From Galley Head to Kinsale

Slow train to Kinsale
or Ogden Nashes his teeth

Living in Ireland, I think perhaps we don’t really appreciate our wonderful scenery.
It is particularly evident when coming back from holidays in hot places like Lanzarote or Egypt that are dry and arid and completely devoid of any greenery.
(Not that I wish to decry the Canarian or Egyptian landscape which is of the most part quite spectacular
And can be ‘the dog’s bollix’ to use a coarse vernacular.)
But, in truth, there is little in nature to beat driving through the Irish countryside with the sun, when it is actually shining, casting shadows from the hedgerows,
Or shining, when there are no hedgerows, on the potato rows or carrot rows or other veg rows.
So, after visiting Galley Head lighthouse, I decided to make for the lighthouse at the Old Head of Kinsale,
Which, along with Hook Head, the Fastnet and Howth Bailey, is, to Irish lighthouse enthusiasts, the equivalent of the Holy Grail.
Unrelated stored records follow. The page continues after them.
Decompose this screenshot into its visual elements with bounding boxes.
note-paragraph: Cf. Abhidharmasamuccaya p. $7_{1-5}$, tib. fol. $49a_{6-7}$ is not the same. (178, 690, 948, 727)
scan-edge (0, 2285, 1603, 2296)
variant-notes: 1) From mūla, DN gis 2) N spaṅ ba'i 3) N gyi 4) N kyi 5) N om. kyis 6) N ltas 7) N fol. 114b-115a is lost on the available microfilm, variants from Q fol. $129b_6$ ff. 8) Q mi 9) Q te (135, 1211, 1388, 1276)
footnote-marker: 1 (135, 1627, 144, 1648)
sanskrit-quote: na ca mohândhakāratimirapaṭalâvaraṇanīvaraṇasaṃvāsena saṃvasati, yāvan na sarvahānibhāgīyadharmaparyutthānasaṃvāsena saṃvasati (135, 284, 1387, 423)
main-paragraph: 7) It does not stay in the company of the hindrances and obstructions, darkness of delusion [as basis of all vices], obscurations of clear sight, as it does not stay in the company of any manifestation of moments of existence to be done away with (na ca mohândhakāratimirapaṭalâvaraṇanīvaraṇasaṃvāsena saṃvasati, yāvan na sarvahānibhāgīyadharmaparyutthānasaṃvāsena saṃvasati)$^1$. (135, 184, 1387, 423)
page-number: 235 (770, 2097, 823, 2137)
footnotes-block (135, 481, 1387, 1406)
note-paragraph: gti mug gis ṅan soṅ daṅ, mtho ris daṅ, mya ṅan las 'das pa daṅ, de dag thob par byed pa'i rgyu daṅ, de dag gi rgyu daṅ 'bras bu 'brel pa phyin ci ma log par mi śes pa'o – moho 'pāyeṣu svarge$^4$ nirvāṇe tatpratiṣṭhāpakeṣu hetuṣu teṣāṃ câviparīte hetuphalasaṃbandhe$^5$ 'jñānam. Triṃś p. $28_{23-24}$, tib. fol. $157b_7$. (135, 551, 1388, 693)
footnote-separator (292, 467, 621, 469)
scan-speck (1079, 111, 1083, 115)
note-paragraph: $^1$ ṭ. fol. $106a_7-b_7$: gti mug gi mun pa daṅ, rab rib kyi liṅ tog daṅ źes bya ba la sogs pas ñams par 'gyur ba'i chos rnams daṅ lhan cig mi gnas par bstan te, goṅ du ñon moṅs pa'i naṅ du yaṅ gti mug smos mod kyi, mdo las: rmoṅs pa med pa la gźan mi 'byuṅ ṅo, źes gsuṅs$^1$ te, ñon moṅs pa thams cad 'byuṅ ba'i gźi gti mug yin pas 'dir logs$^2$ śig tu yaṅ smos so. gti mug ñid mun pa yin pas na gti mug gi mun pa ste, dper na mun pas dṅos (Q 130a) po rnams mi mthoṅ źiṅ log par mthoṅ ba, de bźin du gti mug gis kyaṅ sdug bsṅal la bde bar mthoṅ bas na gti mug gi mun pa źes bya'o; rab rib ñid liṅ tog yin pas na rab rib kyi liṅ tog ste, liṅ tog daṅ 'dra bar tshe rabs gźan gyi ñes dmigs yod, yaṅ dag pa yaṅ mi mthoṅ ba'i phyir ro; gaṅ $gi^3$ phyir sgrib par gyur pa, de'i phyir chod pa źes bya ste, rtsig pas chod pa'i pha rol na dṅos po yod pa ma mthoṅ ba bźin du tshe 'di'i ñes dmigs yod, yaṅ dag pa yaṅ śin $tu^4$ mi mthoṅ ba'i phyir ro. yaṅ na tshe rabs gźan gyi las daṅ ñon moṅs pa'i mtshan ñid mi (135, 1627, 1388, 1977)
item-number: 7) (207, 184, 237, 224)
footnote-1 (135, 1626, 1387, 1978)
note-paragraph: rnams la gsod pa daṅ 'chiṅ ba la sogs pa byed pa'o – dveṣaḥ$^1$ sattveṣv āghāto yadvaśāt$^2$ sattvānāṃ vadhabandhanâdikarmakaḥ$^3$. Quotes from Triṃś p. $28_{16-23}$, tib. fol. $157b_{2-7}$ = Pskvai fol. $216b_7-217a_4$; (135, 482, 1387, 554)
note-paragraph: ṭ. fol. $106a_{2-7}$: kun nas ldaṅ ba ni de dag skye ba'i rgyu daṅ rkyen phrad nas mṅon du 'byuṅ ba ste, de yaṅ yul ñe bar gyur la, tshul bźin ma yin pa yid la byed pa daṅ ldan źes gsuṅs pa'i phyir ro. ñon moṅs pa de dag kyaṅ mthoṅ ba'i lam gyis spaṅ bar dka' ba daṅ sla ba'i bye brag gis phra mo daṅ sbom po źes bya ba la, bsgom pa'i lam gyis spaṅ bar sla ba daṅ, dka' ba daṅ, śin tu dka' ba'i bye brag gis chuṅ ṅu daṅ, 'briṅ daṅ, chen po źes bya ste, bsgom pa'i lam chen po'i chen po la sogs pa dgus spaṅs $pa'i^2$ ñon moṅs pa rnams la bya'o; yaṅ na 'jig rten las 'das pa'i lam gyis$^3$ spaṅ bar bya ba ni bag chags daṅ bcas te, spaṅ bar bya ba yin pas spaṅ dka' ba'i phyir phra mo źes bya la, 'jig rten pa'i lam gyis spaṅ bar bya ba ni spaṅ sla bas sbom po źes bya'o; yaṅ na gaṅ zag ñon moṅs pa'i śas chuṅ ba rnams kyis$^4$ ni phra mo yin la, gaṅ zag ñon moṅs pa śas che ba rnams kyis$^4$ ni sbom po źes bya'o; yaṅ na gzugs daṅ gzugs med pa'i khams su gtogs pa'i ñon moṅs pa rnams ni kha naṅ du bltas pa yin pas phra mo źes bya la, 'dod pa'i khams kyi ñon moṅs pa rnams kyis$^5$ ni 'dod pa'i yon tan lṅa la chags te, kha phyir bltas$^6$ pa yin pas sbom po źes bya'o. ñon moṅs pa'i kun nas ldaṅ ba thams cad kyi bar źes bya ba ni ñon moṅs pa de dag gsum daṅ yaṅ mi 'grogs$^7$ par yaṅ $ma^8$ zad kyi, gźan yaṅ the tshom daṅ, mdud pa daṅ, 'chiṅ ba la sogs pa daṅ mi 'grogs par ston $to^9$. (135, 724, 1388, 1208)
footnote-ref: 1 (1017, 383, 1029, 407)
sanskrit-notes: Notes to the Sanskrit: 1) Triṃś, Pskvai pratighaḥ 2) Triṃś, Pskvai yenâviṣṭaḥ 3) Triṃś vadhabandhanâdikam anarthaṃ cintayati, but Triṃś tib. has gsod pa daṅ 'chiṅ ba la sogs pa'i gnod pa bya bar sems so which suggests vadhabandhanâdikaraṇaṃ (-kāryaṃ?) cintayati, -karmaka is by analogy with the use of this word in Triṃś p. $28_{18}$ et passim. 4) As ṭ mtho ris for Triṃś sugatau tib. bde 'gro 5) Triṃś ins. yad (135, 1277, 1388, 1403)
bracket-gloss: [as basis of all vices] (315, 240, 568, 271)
And so I had the choice of taking the main N71 road back towards Cork or taking the shorter and twistier but more picturesque R600 through Timoleague, when I left Clonakilty,
And, though it might take longer, I chose the latter, without feeling the slightest bit guilty.
And the sun came out and life was good on my trek to the Grail (Holy)
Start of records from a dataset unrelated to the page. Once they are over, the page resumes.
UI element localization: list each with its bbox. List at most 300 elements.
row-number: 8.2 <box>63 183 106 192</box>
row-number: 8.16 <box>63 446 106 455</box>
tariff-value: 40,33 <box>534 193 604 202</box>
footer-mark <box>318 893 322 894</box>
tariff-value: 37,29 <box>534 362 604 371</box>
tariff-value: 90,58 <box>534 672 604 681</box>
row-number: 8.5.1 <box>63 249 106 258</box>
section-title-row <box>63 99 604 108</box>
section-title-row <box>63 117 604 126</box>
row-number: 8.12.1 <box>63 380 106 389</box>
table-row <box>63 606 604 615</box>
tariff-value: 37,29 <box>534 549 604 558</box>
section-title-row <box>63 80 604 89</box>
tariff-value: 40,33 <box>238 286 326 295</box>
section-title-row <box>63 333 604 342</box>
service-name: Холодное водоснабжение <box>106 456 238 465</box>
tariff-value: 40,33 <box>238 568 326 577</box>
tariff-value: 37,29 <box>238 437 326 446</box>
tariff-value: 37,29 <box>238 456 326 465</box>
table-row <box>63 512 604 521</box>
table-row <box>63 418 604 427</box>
And I drove leisurely but not too slowly.
Until, that is, about a mile after leaving Clonakilty I came up behind a white transit van
Who was backed up behind an old red Fiesta going as slowly as any moving car possibly can
Without actually stopping.
And between second and third gear, there was much changing and chopping.
Now those of you familiar with minor Irish country roads know they are not the straightest
And opportunities to pass are never the greatest.
And just as nature abhors a vacuum, so Irish nature abhors a straight road,
And as we trundled eastwards, car after car came haring up behind me before it too slowed,
Until we were like a slow goods train with differently coloured and shaped carriages
Being towed by this tiny Fiesta which most of the motoring world disparages.
Now I can fully understand how the enchantment of the countryside can make any driver lose himself in his dreams
And there are present streams and future streams but this was going to ex-streams.
If I am ever driving narrow roads and I find myself holding up a car behind me,
I immediately look for a gateway to pull into to let him pass or, if I don’t, my wife will very soon remind me.
Simply put, it is only polite and civil
And to argue otherwise would be utter drivel.
(And, on this subject, God bless Irish tractor drivers who are always thoughtful and courteous
Even if those big wheels spray muck in heavy rain that simply serve to dirty us.)
But matey in the Fiesta trundled blithely on at twenty kilometers an hour
And by the time I reached Kinsale I was heartily sick of the greenery and the sun shining on the bower
And my mind was full of impure thoughts and my lips spake words coarse and graphic
Just like when I am back in Dublin stuck in rush hour traffic.